We will chart a future for entirely new forms of urban transportation and their adjacencies to progress in a balanced trajectory that manages art & aesthetics, math & science, engineering & technology, regulations & ethics, and proceeds forward using a guided blueprint to achieve a full understanding of the knowns and unknowns.

On March 2, 2022, we celebrated the 5th year anniversary of mHUB. We also passed another milestone – mHUB member companies and alumni have surpassed $1B in investments and exits for their innovative, high-growth hardtech solutions.

Which brings up a very important part of why we are in business. Our plan is for NUMO to be the leader in automating solutions – for manufacturing, infrastructure, transportation, mobility etc. It is great to be altruistic in our approach and that will also be part of our growing up. But for this and now we want to totally reshape our technological basis and for that we must be laser focused and dedicated in our expansion.

We are honored to be part of the mHUB family and plan to add to its long list of successes by quickly accelerating our growth and touching all aspects of hardtech to include innovation, smart manufacturing, and connected commerce.

SUMMARY

Every Industrial Revolution has created an inflection point in the arc of history and is now becoming less about what we can do and more about what we know. We should remember that all industrial revolutions are ultimately driven by the individual and collective choices of people. And it is not just the choices of the researchers, inventors and designers developing the underlying technologies that matter, but even more importantly those of investors, consumers, regulators, and citizens who adopt and employ these technologies in daily life.

Industry and Services 5.0 will be no different. In considering the three archetypal dimensions of Industry and Services 5.0 as a whole, we need to reflect on what each individual dimension means for different groups of people. And we need to be clear about how each of these groups can shape the future toward a more inclusive and sustainable world.

  1. The first dimension is about technology. Here, the impact of Industry and Services 5.0 will be felt in terms of how technology is designed, created, used, and disposed of.
  2. The second dimension is about the organization of work and life. Here, the impact of Industry and Services 5.0 will be felt in terms of how work is organized, how work and life are integrated, and how new forms of work are created.
  3. The third dimension is about governance. Here, the impact of Industry and Services 5.0 will be felt in terms of how we make decisions about technology and work, how we regulate technology and work, and how we distribute the benefits and burdens of technology and work.

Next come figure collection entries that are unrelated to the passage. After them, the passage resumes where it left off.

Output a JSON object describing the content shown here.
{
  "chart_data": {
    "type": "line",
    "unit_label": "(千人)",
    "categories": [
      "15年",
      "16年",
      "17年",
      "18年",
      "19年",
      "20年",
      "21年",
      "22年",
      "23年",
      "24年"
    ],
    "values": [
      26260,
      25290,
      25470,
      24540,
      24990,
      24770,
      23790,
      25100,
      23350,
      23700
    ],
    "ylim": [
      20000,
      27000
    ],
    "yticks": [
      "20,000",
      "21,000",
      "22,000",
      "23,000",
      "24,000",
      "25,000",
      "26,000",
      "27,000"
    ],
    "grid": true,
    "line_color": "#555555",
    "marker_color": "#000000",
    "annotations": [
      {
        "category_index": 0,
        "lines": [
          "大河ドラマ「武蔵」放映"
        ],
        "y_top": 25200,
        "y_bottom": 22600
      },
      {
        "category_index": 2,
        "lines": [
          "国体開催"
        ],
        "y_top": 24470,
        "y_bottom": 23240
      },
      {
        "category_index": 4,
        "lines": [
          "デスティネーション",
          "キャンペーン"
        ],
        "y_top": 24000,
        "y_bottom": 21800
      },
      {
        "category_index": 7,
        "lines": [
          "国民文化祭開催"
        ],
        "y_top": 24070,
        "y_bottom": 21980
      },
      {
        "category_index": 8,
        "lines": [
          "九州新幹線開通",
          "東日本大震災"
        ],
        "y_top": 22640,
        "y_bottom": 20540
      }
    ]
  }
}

Each of these dimensions presents challenges and opportunities for different groups of people.

  • For example, the technology dimension presents challenges for those who design and create technology, for those who use technology, and for those who are impacted by technology.
  • The organization of work and life dimension presents challenges for those who work, for those who manage work, and for those who are not in work.
  • The governance dimension presents challenges for those who make decisions about technology and work, for those who regulate technology and work, and for those who are impacted by decisions about technology and work.

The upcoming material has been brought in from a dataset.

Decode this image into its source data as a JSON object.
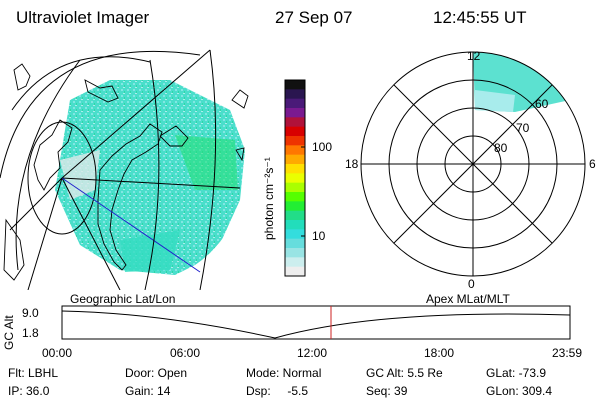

In order to make Industry and Services 5.0 work for all, we need to consider the different perspectives of all these different groups of people. We need to design technology with all of these different groups in mind. We need to organize work and life in ways that work for all of these different groups. And we need to govern technology and work in ways that are inclusive of all of these different groups.*

As Schwab writes: “The new technology age, if shaped in a responsive and responsible way, could catalyze a new cultural renaissance that will enable us to feel part of something much larger than ourselves – a true global civilization. We can use the Fifth Industrial Revolution to lift humanity into a new collective and moral consciousness based on a shared sense of destiny.”

We, at NUMO are firmly committed to this adventure of the future, and it will be our endeavor to bring all of you along with us on this journey.